Ladies who Lunge: Celebrating difficult women
Sydney: UNSW Press, 2002 [Amazon]
Shrew. Banshee. Witch. Slag. Broad. Tramp. Bitch. Ho. These labels — through time — have described women who transcend description. Women with overpainted faces, shrill laughter and short skirts — dropping shocking one-liners — have a zeal and passion for life that shakes with energy and enthusiasm, as well as honesty and humour. Ladies who Lunge: Celebrating on Difficult Women dances through history with the unconventional woman. Witty and refreshing, the tone, texture and feeling of the words on the page are as unconventional as the plucky women who punctuate the prose.
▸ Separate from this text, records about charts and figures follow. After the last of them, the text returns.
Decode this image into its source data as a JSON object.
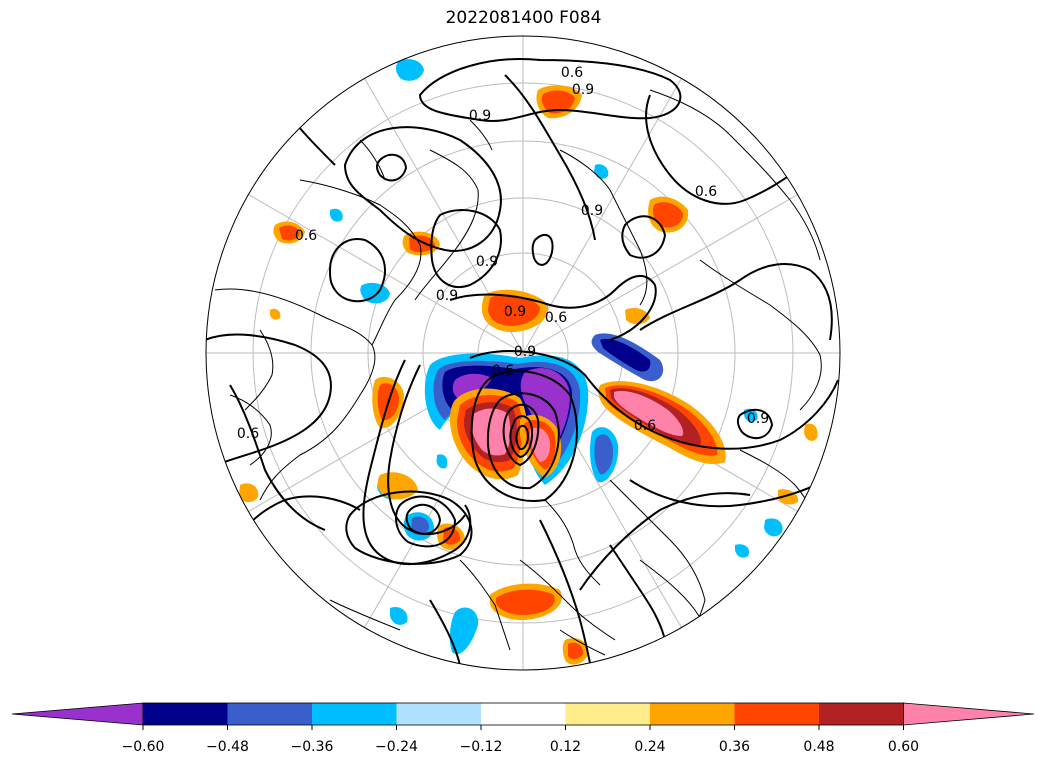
{
  "title": "2022081400 F084",
  "colorbar": {
    "tick_labels": [
      "−0.60",
      "−0.48",
      "−0.36",
      "−0.24",
      "−0.12",
      "0.12",
      "0.24",
      "0.36",
      "0.48",
      "0.60"
    ],
    "colors": [
      "#9932cc",
      "#00008b",
      "#3a5fcd",
      "#00bfff",
      "#b0e2ff",
      "#ffffff",
      "#ffec8b",
      "#ffa500",
      "#ff4500",
      "#b22222",
      "#ff82ab"
    ],
    "extend": "both"
  },
  "contour_labels": [
    "0.6",
    "0.9",
    "0.9",
    "0.6",
    "0.9",
    "0.9",
    "0.6",
    "0.9",
    "0.6",
    "0.9",
    "0.6",
    "0.9",
    "0.6",
    "0.6",
    "0.9"
  ]
}
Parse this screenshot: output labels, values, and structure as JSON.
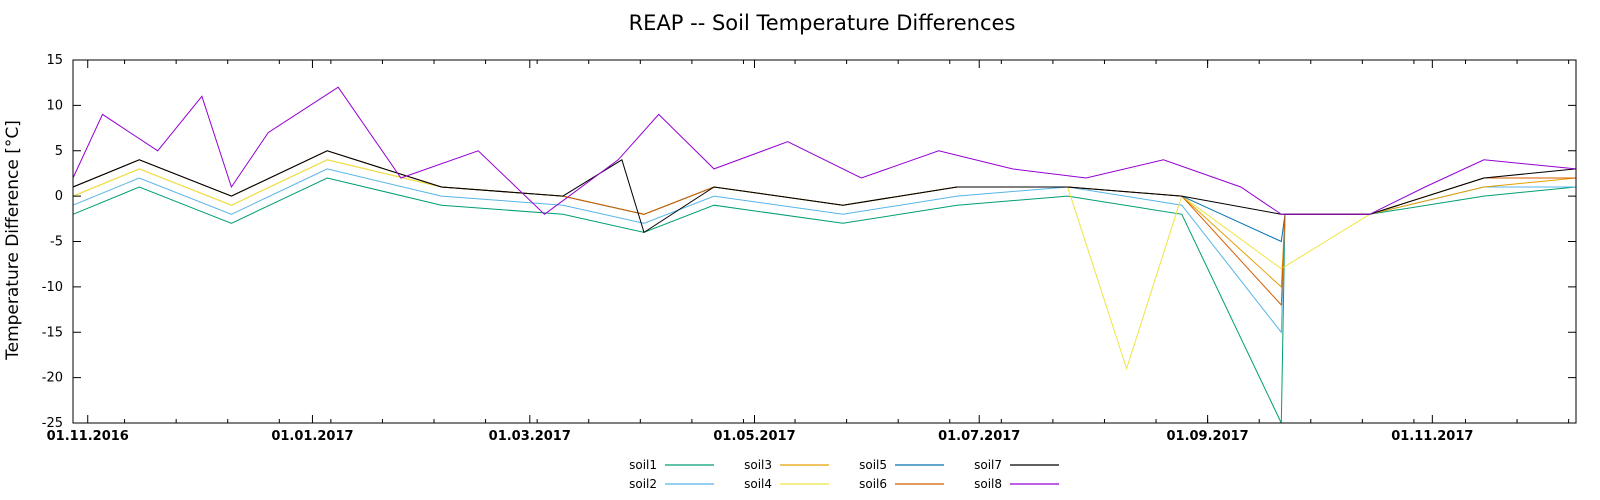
{
  "chart_data": {
    "type": "line",
    "title": "REAP -- Soil Temperature Differences",
    "ylabel": "Temperature Difference [°C]",
    "xlabel": "",
    "ylim": [
      -25,
      15
    ],
    "xlim": [
      "2016-10-28",
      "2017-12-10"
    ],
    "y_ticks": [
      15,
      10,
      5,
      0,
      -5,
      -10,
      -15,
      -20,
      -25
    ],
    "x_ticks": [
      {
        "date": "2016-11-01",
        "label": "01.11.2016"
      },
      {
        "date": "2017-01-01",
        "label": "01.01.2017"
      },
      {
        "date": "2017-03-01",
        "label": "01.03.2017"
      },
      {
        "date": "2017-05-01",
        "label": "01.05.2017"
      },
      {
        "date": "2017-07-01",
        "label": "01.07.2017"
      },
      {
        "date": "2017-09-01",
        "label": "01.09.2017"
      },
      {
        "date": "2017-11-01",
        "label": "01.11.2017"
      }
    ],
    "grid": false,
    "legend_position": "bottom-center",
    "series": [
      {
        "name": "soil1",
        "color": "#009e73",
        "x": [
          "2016-10-28",
          "2016-11-15",
          "2016-12-10",
          "2017-01-05",
          "2017-02-05",
          "2017-03-10",
          "2017-04-01",
          "2017-04-20",
          "2017-05-25",
          "2017-06-25",
          "2017-07-25",
          "2017-08-25",
          "2017-09-21",
          "2017-09-22",
          "2017-10-15",
          "2017-11-15",
          "2017-12-10"
        ],
        "values": [
          -2,
          1,
          -3,
          2,
          -1,
          -2,
          -4,
          -1,
          -3,
          -1,
          0,
          -2,
          -25,
          -2,
          -2,
          0,
          1
        ]
      },
      {
        "name": "soil2",
        "color": "#56b4e9",
        "x": [
          "2016-10-28",
          "2016-11-15",
          "2016-12-10",
          "2017-01-05",
          "2017-02-05",
          "2017-03-10",
          "2017-04-01",
          "2017-04-20",
          "2017-05-25",
          "2017-06-25",
          "2017-07-25",
          "2017-08-25",
          "2017-09-21",
          "2017-09-22",
          "2017-10-15",
          "2017-11-15",
          "2017-12-10"
        ],
        "values": [
          -1,
          2,
          -2,
          3,
          0,
          -1,
          -3,
          0,
          -2,
          0,
          1,
          -1,
          -15,
          -2,
          -2,
          1,
          1
        ]
      },
      {
        "name": "soil3",
        "color": "#e69f00",
        "x": [
          "2016-10-28",
          "2016-11-15",
          "2016-12-10",
          "2017-01-05",
          "2017-02-05",
          "2017-03-10",
          "2017-04-01",
          "2017-04-20",
          "2017-05-25",
          "2017-06-25",
          "2017-07-25",
          "2017-08-25",
          "2017-09-21",
          "2017-09-22",
          "2017-10-15",
          "2017-11-15",
          "2017-12-10"
        ],
        "values": [
          0,
          3,
          -1,
          4,
          1,
          0,
          -2,
          1,
          -1,
          1,
          1,
          0,
          -10,
          -2,
          -2,
          1,
          2
        ]
      },
      {
        "name": "soil4",
        "color": "#f0e442",
        "x": [
          "2016-10-28",
          "2016-11-15",
          "2016-12-10",
          "2017-01-05",
          "2017-02-05",
          "2017-03-10",
          "2017-04-01",
          "2017-04-20",
          "2017-05-25",
          "2017-06-25",
          "2017-07-25",
          "2017-08-10",
          "2017-08-25",
          "2017-09-21",
          "2017-10-15",
          "2017-11-15",
          "2017-12-10"
        ],
        "values": [
          0,
          3,
          -1,
          4,
          1,
          0,
          -2,
          1,
          -1,
          1,
          1,
          -19,
          0,
          -8,
          -2,
          2,
          2
        ]
      },
      {
        "name": "soil5",
        "color": "#0072b2",
        "x": [
          "2016-10-28",
          "2016-11-15",
          "2016-12-10",
          "2017-01-05",
          "2017-02-05",
          "2017-03-10",
          "2017-04-01",
          "2017-04-20",
          "2017-05-25",
          "2017-06-25",
          "2017-07-25",
          "2017-08-25",
          "2017-09-21",
          "2017-09-22",
          "2017-10-15",
          "2017-11-15",
          "2017-12-10"
        ],
        "values": [
          1,
          4,
          0,
          5,
          1,
          0,
          -2,
          1,
          -1,
          1,
          1,
          0,
          -5,
          -2,
          -2,
          2,
          2
        ]
      },
      {
        "name": "soil6",
        "color": "#d55e00",
        "x": [
          "2016-10-28",
          "2016-11-15",
          "2016-12-10",
          "2017-01-05",
          "2017-02-05",
          "2017-03-10",
          "2017-04-01",
          "2017-04-20",
          "2017-05-25",
          "2017-06-25",
          "2017-07-25",
          "2017-08-25",
          "2017-09-21",
          "2017-09-22",
          "2017-10-15",
          "2017-11-15",
          "2017-12-10"
        ],
        "values": [
          1,
          4,
          0,
          5,
          1,
          0,
          -2,
          1,
          -1,
          1,
          1,
          0,
          -12,
          -2,
          -2,
          2,
          2
        ]
      },
      {
        "name": "soil7",
        "color": "#000000",
        "x": [
          "2016-10-28",
          "2016-11-15",
          "2016-12-10",
          "2017-01-05",
          "2017-02-05",
          "2017-03-10",
          "2017-03-26",
          "2017-04-01",
          "2017-04-20",
          "2017-05-25",
          "2017-06-25",
          "2017-07-25",
          "2017-08-25",
          "2017-09-21",
          "2017-09-22",
          "2017-10-15",
          "2017-11-15",
          "2017-12-10"
        ],
        "values": [
          1,
          4,
          0,
          5,
          1,
          0,
          4,
          -4,
          1,
          -1,
          1,
          1,
          0,
          -2,
          -2,
          -2,
          2,
          3
        ]
      },
      {
        "name": "soil8",
        "color": "#9400d3",
        "x": [
          "2016-10-28",
          "2016-11-05",
          "2016-11-20",
          "2016-12-02",
          "2016-12-10",
          "2016-12-20",
          "2017-01-08",
          "2017-01-25",
          "2017-02-15",
          "2017-03-05",
          "2017-03-25",
          "2017-04-05",
          "2017-04-20",
          "2017-05-10",
          "2017-05-30",
          "2017-06-20",
          "2017-07-10",
          "2017-07-30",
          "2017-08-20",
          "2017-09-10",
          "2017-09-21",
          "2017-10-15",
          "2017-10-30",
          "2017-11-15",
          "2017-12-10"
        ],
        "values": [
          2,
          9,
          5,
          11,
          1,
          7,
          12,
          2,
          5,
          -2,
          4,
          9,
          3,
          6,
          2,
          5,
          3,
          2,
          4,
          1,
          -2,
          -2,
          1,
          4,
          3
        ]
      }
    ]
  }
}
It is a tough, determined, moving, frank and funny review of difficult women: how they got there, how we can understand their actions, and how we can learn from them.
Tracking the Jack: A retracing of the Antipodes
Sydney: UNSW Press, 2000 [Amazon]
Tracking the Jack: A retracing of the Antipodes investigates the social, economic, political and cultural relationship between Australia, New Zealand and the United Kingdom. This book is not only historically relevant, but also resonant within present discussions of republicanism, monarchism, multiculturalism, biculturalism and cultural studies. The Jack in the title refers to the Union Jack, the symbolic tie between ‘home’ and the outer reaches of the Empire. The book traces the movements of The Jack, incorporating the passage of people, ideas and popular culture.
This book opens a new intellectual terrain that has lacked systematic exploration. New Zealand and Australia are often presumed to possess remarkable historical and social similarities. However, this assumed shared history has resulted in few coherent analyses of both the confluences and remarkable differences between the two nations. British colonisation has left a shared language and iconographic database. Yet the differences are stark. The social systems of multiculturalism and biculturalism have resulted in profoundly different responses to questions of social justice. While much rhetoric emerges of Australia’s placement in Asia, and New Zealand’s role in the Pacific, this book investigates the far more complex histories that encircle this region.
The book is not only an investigation of social systems or policy concerns. Instead, it is a coherent, well-written cultural studies and cultural history text. Popular cultures, including popular music, fashion, film and television, offer a reminder of how The Jack has punctuated Antipodean history. The breadth and range of discussion is a significant addition to Australian Studies, New Zealand Studies and cultural studies.